If some users want to benefit from magic-mimetype-detection for their images, it's simple, they can just remove all extensions, KDE will take care of the rest.
But for all other cases, we want users to have control over the way their files are detected, and that's what extensions are for.

I accept your reasoning.

There may be an other solution to the problem I was trying to solve with this patch series: remove the jpeg thumbnailer, and let the generic image thumbnailer handle jpeg as well.

I agree, extensions are not reliable over HTTP, which is why mimeTypeForUrl doesn't use them for HTTP urls.
But here we're in KFileItem, so much more likely talking about local files or FTP/SFTP/FISH/SMB/etc. where the *.php issue doesn't happen.

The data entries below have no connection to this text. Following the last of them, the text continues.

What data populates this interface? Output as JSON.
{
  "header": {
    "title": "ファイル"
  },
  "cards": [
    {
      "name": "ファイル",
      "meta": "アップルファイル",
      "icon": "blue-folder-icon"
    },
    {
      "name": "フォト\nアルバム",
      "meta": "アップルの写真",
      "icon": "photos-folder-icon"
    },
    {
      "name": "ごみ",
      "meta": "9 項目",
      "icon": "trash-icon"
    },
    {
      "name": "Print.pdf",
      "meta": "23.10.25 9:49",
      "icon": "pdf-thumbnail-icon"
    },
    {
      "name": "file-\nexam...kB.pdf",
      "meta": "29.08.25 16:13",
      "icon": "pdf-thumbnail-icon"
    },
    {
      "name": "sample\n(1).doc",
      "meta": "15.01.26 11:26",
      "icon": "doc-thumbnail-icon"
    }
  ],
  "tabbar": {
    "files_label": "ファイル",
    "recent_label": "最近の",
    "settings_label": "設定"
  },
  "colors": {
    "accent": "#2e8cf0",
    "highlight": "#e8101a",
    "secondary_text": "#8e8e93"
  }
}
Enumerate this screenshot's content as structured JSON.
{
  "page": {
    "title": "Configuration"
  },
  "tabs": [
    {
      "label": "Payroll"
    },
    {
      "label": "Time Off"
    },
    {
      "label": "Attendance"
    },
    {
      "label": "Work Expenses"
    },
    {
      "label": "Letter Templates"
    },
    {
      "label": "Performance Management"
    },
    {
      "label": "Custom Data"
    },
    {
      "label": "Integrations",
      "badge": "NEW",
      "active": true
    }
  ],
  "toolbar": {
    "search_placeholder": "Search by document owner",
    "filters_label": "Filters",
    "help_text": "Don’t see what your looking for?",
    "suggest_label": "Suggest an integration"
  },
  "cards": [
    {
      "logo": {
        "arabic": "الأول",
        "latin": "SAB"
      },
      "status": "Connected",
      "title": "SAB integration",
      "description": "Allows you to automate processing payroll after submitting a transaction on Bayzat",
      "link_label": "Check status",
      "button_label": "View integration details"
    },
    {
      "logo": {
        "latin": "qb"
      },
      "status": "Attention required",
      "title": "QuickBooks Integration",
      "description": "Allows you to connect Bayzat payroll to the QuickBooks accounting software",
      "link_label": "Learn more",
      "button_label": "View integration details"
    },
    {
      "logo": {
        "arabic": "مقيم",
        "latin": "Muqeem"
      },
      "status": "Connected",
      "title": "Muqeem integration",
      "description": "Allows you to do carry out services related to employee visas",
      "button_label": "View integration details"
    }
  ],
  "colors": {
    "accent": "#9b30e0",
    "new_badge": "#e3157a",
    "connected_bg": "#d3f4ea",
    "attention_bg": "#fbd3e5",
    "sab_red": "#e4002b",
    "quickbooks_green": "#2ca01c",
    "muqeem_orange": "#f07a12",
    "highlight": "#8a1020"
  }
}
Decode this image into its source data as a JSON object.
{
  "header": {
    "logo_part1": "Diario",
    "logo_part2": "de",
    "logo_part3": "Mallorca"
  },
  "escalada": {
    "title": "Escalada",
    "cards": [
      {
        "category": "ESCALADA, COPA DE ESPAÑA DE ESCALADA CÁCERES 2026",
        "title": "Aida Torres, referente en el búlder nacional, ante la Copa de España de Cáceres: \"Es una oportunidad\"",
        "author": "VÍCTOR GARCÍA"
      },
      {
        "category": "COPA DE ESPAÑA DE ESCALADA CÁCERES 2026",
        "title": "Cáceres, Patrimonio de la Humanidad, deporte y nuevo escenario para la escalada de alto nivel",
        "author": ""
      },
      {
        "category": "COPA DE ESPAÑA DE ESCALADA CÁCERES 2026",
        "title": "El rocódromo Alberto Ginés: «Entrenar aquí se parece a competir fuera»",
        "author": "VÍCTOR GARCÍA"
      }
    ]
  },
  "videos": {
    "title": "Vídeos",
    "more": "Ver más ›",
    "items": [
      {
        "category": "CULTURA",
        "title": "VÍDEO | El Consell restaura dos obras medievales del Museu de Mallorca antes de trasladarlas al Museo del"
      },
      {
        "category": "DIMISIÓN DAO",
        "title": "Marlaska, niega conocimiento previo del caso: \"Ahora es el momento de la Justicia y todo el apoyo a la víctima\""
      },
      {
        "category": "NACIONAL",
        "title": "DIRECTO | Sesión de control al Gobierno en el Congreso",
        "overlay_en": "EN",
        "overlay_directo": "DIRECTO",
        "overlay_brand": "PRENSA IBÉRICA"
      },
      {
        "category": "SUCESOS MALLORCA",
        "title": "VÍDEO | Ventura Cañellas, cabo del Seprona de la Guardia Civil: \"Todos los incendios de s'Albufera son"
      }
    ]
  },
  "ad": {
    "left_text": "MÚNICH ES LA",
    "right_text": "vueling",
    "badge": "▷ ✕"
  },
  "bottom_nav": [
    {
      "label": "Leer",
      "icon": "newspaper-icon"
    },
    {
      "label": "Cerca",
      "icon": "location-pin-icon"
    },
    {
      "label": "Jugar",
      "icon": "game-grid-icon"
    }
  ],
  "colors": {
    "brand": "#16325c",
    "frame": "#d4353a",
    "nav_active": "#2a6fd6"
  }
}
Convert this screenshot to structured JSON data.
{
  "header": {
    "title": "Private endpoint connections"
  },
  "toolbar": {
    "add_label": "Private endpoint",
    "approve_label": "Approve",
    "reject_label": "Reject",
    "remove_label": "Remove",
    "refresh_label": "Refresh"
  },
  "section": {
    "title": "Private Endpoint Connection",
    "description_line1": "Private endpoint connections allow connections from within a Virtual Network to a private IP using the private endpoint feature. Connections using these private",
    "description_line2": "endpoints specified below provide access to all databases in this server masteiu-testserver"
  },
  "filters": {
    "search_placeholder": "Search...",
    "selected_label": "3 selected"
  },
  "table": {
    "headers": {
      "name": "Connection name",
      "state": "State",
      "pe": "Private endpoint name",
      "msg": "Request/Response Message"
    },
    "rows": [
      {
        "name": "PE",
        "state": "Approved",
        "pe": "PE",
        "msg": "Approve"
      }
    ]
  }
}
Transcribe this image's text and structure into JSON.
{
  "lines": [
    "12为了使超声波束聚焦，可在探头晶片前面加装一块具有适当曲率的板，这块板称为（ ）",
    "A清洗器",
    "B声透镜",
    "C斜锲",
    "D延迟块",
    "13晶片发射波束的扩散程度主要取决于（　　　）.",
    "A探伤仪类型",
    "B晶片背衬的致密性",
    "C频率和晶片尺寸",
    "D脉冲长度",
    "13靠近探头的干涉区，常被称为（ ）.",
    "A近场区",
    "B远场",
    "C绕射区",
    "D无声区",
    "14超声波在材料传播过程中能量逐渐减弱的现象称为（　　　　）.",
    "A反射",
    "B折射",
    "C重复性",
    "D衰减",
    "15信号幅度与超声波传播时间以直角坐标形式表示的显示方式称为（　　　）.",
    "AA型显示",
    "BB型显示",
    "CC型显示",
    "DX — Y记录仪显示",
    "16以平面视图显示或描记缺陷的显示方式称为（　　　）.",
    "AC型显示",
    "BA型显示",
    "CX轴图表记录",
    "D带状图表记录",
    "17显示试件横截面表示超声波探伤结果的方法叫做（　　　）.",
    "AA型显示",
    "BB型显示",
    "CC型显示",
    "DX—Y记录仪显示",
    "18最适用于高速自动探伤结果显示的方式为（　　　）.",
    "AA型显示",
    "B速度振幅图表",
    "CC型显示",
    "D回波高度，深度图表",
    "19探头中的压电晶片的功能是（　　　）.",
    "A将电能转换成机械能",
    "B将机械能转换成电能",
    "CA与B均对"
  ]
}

The case of MSWord vs. Excel is easy: Libreoffice can open both.

But not e.g. calligra.
And it's just an example, there are a LOT more. Many mimetypes just don't have any magic at all, which would mean, with this patch, that they would never get detected.

Please note that any CMS that isn't serving files for download properly (ie. not using Content-Disposition and telling the client the name the file should be called) is broken and isn't something we can fix.

There may be an other solution to the problem I was trying to solve with this patch series: remove the jpeg thumbnailer, and let the generic image thumbnailer handle jpeg as well.

I've heard others suggesting the same, and I believe that this solution would be accepted. In fact @broulik may have already been working on it. You might want to coordinate with him.